La structure et le mécanisme d’action des photolyases peuvent être étudiés en classe grâce à des fichiers de la ProteinDataBank. Le fichier 3CVU est particulièrement utile 12 : il contient une photolyase de Drosophila melanogaster fixée à un fragment d’ADN au niveau d’un dimère de thymines. La structure a été résolue par diffraction aux rayons X. Le fichier peut être ouvert avec RasTop ou sur libmol.org.

Conclusion et remerciements

J’espère que cet article aidera à traiter les notions de mutations et de réparation de manière visuelle, expérimentale, pratique et intéressante. Je remercie Romain Berardozzi pour m’avoir fait découvrir l’expérience de Hausser et Von Oehmcke.
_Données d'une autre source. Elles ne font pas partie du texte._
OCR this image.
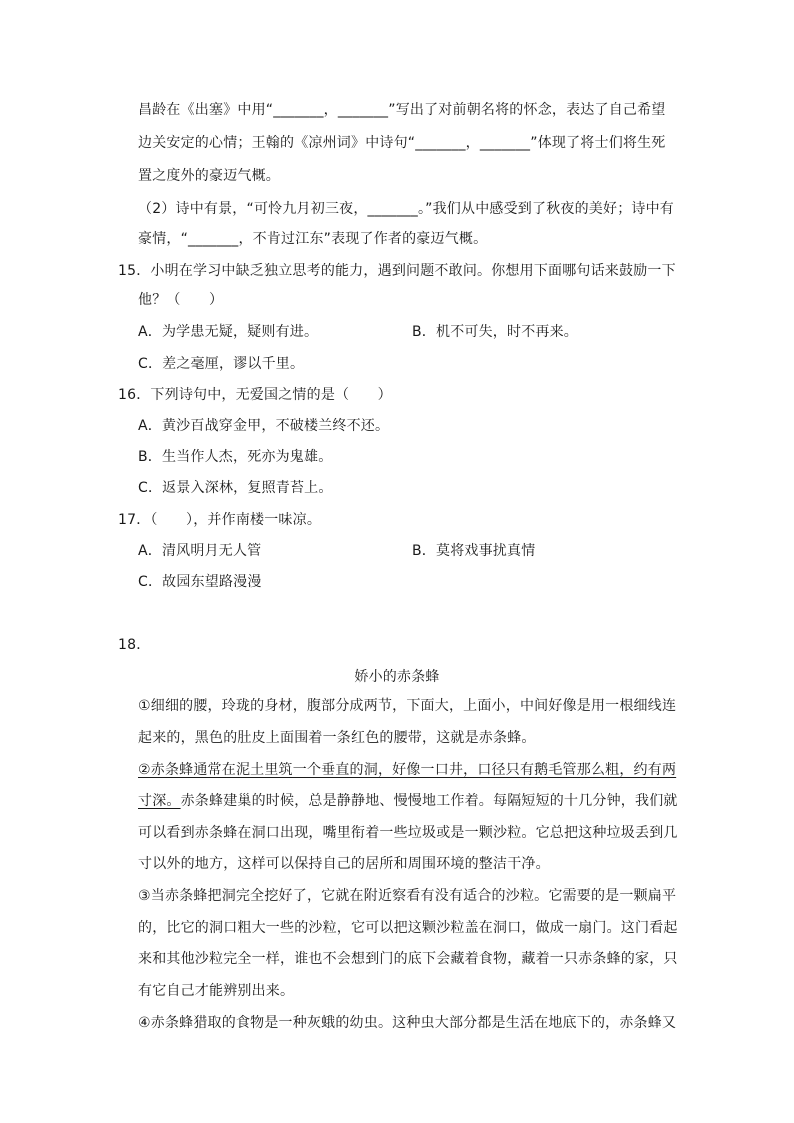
昌龄在《出塞》中用“_______，_______”写出了对前朝名将的怀念，表达了自己希望
边关安定的心情；王翰的《凉州词》中诗句“_______，_______”体现了将士们将生死
置之度外的豪迈气概。
（2）诗中有景，“可怜九月初三夜，_______。”我们从中感受到了秋夜的美好；诗中有
豪情，“_______，不肯过江东”表现了作者的豪迈气概。
15．小明在学习中缺乏独立思考的能力，遇到问题不敢问。你想用下面哪句话来鼓励一下
他？（　　）
A．为学患无疑，疑则有进。	B．机不可失，时不再来。
C．差之毫厘，谬以千里。
16．下列诗句中，无爱国之情的是（　　）
A．黄沙百战穿金甲，不破楼兰终不还。
B．生当作人杰，死亦为鬼雄。
C．返景入深林，复照青苔上。
17．（　　），并作南楼一味凉。
A．清风明月无人管	B．莫将戏事扰真情
C．故园东望路漫漫
18．
娇小的赤条蜂
①细细的腰，玲珑的身材，腹部分成两节，下面大，上面小，中间好像是用一根细线连
起来的，黑色的肚皮上面围着一条红色的腰带，这就是赤条蜂。
②赤条蜂通常在泥土里筑一个垂直的洞，好像一口井，口径只有鹅毛管那么粗，约有两
寸深。赤条蜂建巢的时候，总是静静地、慢慢地工作着。每隔短短的十几分钟，我们就
可以看到赤条蜂在洞口出现，嘴里衔着一些垃圾或是一颗沙粒。它总把这种垃圾丢到几
寸以外的地方，这样可以保持自己的居所和周围环境的整洁干净。
③当赤条蜂把洞完全挖好了，它就在附近察看有没有适合的沙粒。它需要的是一颗扁平
的，比它的洞口粗大一些的沙粒，它可以把这颗沙粒盖在洞口，做成一扇门。这门看起
来和其他沙粒完全一样，谁也不会想到门的底下会藏着食物，藏着一只赤条蜂的家，只
有它自己才能辨别出来。
④赤条蜂猎取的食物是一种灰蛾的幼虫。这种虫大部分都是生活在地底下的，赤条蜂又
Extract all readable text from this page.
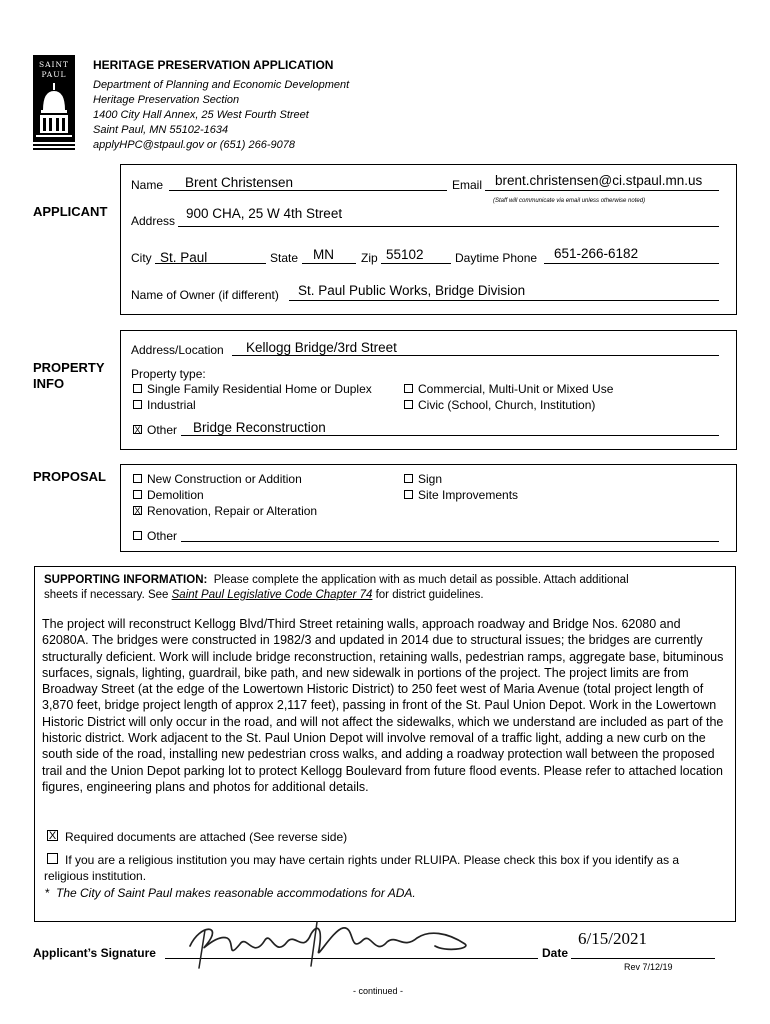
SAINT
PAUL
HERITAGE PRESERVATION APPLICATION
Department of Planning and Economic Development
Heritage Preservation Section
1400 City Hall Annex, 25 West Fourth Street
Saint Paul, MN 55102-1634
applyHPC@stpaul.gov or (651) 266-9078
APPLICANT
Name Brent Christensen	Email brent.christensen@ci.stpaul.mn.us
(Staff will communicate via email unless otherwise noted)
Address 900 CHA, 25 W 4th Street
City St. Paul	State MN Zip 55102	Daytime Phone 651-266-6182
Name of Owner (if different) St. Paul Public Works, Bridge Division
PROPERTY
INFO
Address/Location Kellogg Bridge/3rd Street
Property type:
Single Family Residential Home or Duplex
Industrial
Commercial, Multi-Unit or Mixed Use
Civic (School, Church, Institution)
X Other Bridge Reconstruction
PROPOSAL	New Construction or Addition
Demolition
X Renovation, Repair or Alteration
Sign
Site Improvements
Other
SUPPORTING INFORMATION: Please complete the application with as much detail as possible. Attach additional
sheets if necessary. See Saint Paul Legislative Code Chapter 74 for district guidelines.
The project will reconstruct Kellogg Blvd/Third Street retaining walls, approach roadway and Bridge Nos. 62080 and 62080A. The bridges were constructed in 1982/3 and updated in 2014 due to structural issues; the bridges are currently structurally deficient. Work will include bridge reconstruction, retaining walls, pedestrian ramps, aggregate base, bituminous surfaces, signals, lighting, guardrail, bike path, and new sidewalk in portions of the project. The project limits are from Broadway Street (at the edge of the Lowertown Historic District) to 250 feet west of Maria Avenue (total project length of 3,870 feet, bridge project length of approx 2,117 feet), passing in front of the St. Paul Union Depot. Work in the Lowertown Historic District will only occur in the road, and will not affect the sidewalks, which we understand are included as part of the historic district. Work adjacent to the St. Paul Union Depot will involve removal of a traffic light, adding a new curb on the south side of the road, installing new pedestrian cross walks, and adding a roadway protection wall between the proposed trail and the Union Depot parking lot to protect Kellogg Boulevard from future flood events. Please refer to attached location figures, engineering plans and photos for additional details.
X Required documents are attached (See reverse side)
If you are a religious institution you may have certain rights under RLUIPA. Please check this box if you identify as a
religious institution.
* The City of Saint Paul makes reasonable accommodations for ADA.
Applicant’s Signature	Date
6/15/2021
Rev 7/12/19
- continued -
Merci à Estelle Renaud pour sa relecture et ses conseils. La réflexion autour de cet article, la réalisation et l’utilisation pratique de cette expérience en classe ont été enrichies par les contributions de nombreux collègues. Merci à eux.

Cet article est une version adaptée pour Planet-Vie d'un document initialement publié dans le bulletin n° 4-2019 de l'Association des professeurs de biologie et géologie (APBG).